A few years ago, in the course of mentoring a student I had interviewed for Brown who ended up at a UC, I put the “ABET” question to an engineering VP who had hired hundreds of people for his mechanical engineering consulting company. I’ll leave his reply unedited, vs trying to mention what might be different in the case of CE:
When my company interviews college graduates, we look for some combination of the following items:
- Reasonable school. Big school with significant engineering department (like UCSD/UCLA/UCSB, or Big 10, or MIT/Cal Tech/Georgia Tech, or similar) preferred.
- Reasonable degree. Mechanical engineering, Engineering Mechanics, Aero/Astro, etc. Also, we look for applicable classes (strength of materials, finite element analysis, CFD, etc.). We're not looking for "Fine Arts" graduates.
- Reasonable grade point average. 3.2 is good, 3.5 or higher is better.
- Something beyond just text book engineering. Did the candidate do any interesting lab courses/contests? Undergrad or graduate research? Or participate in additional activities such as SAE race cars, AIAA design/build/fly contests, etc.
- Any prior experience (jobs, internships)
- Signs of excellence.

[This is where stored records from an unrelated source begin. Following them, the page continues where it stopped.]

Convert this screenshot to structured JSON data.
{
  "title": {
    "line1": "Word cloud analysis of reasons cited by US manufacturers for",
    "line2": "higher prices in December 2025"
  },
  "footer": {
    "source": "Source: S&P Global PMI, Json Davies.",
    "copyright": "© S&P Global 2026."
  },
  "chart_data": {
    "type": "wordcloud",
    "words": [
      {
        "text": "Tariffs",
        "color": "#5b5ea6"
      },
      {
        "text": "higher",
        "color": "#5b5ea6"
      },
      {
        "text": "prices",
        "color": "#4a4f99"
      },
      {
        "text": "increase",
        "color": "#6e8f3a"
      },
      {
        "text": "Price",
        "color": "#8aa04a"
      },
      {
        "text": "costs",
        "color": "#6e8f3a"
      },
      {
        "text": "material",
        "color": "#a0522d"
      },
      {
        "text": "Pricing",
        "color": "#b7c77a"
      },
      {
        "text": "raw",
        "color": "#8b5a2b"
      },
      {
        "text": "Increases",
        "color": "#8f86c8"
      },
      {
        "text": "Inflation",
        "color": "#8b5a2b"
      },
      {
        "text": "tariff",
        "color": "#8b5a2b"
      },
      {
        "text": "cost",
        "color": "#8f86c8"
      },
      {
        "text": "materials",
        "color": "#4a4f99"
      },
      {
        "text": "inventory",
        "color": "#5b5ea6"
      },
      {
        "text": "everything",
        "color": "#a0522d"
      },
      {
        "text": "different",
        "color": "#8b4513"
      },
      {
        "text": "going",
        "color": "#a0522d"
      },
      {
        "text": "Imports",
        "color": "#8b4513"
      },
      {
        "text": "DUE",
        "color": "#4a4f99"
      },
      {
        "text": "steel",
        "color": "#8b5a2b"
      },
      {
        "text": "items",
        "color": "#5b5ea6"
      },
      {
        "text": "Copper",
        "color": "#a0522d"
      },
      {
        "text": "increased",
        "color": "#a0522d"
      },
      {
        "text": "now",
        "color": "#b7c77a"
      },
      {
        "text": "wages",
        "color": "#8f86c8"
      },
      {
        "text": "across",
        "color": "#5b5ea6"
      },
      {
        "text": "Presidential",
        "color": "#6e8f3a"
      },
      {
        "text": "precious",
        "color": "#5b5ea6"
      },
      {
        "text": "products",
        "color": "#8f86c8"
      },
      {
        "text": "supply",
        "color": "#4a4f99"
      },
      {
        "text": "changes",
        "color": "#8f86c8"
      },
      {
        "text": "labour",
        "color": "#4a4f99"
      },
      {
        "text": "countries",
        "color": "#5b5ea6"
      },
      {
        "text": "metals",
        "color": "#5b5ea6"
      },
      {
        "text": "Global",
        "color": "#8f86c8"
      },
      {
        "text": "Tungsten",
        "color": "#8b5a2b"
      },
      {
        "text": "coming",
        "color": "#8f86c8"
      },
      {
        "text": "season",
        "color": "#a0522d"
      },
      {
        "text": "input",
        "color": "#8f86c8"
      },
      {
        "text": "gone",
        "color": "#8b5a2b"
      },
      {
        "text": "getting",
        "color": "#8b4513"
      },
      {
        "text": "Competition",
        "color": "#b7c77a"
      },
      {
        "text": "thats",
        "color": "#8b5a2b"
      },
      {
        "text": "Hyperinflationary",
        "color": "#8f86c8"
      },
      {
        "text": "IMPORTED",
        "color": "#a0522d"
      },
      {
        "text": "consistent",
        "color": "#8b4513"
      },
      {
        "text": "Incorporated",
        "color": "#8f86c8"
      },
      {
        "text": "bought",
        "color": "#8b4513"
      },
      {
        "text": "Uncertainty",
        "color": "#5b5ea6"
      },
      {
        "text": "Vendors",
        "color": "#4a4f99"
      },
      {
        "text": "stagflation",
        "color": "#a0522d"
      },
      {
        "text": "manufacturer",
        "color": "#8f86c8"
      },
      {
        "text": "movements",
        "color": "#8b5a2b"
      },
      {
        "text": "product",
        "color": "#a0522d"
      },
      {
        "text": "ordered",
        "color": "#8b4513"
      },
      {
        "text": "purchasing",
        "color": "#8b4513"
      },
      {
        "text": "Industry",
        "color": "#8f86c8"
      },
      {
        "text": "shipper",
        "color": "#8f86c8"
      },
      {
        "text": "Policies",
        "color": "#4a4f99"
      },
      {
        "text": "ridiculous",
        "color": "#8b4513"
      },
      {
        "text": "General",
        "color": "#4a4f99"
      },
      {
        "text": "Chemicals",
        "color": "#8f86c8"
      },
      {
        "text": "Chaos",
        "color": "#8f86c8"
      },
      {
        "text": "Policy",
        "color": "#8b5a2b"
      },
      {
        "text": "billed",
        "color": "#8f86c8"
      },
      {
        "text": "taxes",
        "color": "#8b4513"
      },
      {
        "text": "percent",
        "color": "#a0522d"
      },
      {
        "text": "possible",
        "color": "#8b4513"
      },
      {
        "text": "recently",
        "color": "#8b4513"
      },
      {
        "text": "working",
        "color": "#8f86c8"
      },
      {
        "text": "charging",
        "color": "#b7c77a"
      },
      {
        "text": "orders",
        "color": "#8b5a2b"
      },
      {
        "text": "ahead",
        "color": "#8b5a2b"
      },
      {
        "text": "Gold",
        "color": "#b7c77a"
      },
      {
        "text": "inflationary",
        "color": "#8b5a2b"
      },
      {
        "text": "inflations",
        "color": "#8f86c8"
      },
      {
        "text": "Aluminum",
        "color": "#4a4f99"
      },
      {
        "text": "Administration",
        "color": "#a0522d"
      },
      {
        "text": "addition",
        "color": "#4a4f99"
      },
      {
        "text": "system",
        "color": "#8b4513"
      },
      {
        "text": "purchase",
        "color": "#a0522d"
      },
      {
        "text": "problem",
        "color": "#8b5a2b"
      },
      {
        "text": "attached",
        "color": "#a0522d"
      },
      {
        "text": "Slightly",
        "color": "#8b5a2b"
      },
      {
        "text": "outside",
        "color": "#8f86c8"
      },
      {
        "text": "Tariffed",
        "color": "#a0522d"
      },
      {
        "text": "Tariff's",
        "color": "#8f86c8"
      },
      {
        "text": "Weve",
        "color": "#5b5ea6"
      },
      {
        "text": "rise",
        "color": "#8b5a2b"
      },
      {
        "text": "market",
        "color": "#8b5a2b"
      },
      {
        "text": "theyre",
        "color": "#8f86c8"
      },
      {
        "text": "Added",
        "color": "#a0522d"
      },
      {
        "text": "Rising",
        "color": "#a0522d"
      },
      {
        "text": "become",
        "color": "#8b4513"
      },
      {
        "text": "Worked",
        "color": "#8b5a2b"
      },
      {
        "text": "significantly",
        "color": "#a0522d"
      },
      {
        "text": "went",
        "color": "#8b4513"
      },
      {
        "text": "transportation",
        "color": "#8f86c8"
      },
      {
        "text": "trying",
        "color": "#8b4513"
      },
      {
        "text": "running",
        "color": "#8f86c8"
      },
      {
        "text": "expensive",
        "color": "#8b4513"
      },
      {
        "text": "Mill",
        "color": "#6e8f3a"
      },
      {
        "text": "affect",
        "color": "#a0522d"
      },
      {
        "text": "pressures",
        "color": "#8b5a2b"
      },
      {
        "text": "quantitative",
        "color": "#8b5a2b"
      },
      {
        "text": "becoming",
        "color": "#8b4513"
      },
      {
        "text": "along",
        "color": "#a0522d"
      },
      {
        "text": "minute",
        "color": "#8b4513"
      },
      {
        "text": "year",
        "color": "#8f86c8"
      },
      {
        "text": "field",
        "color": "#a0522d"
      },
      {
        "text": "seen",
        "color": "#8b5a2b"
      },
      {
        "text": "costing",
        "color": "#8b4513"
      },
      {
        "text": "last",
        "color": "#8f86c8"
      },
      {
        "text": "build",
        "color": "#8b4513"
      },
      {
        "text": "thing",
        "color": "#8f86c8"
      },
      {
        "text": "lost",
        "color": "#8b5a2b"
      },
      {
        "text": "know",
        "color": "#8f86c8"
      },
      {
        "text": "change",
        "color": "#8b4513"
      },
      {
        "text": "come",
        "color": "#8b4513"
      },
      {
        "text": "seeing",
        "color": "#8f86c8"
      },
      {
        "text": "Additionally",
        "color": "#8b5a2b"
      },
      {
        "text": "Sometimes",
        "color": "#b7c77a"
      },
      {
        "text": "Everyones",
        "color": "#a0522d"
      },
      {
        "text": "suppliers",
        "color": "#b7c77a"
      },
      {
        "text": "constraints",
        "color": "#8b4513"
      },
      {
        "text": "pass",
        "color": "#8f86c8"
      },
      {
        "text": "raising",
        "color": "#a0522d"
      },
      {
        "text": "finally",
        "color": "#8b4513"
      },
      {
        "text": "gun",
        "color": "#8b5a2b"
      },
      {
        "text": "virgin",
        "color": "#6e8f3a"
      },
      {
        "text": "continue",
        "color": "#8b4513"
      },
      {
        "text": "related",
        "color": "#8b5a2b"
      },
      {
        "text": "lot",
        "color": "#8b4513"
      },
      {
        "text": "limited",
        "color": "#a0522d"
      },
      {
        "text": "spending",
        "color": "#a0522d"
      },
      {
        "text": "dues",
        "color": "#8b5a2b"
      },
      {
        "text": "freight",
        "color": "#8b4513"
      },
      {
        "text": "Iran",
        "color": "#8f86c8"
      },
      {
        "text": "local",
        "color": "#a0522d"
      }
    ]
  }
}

Deans list, awards, etc.
- Communications skills. Can the person talk? Present? Answer questions? Fit in with other employees? Be able to present to customers?
I think that’s most of it. FWIW, I’m not familiar with ABET (it’s never come up before). I think we’re normally satisfied if a known university (UCSD, etc.) has awarded a diploma.
As to your more general question, I wouldn’t worry too much about the size/reputation of the college regardless of what was said above. If the small school is where you will thrive and do your best work, that will be reflected in things like grades and EC’s which definitely matter.
When I would sort through a bunch of resumes looking for someone to hire, the supposed “prestige” of the college didn’t matter compared to grades, specific courses relevant to what my group did, and enthusiasm for the discipline. The best students will always find ways to set themselves apart… wherever they are.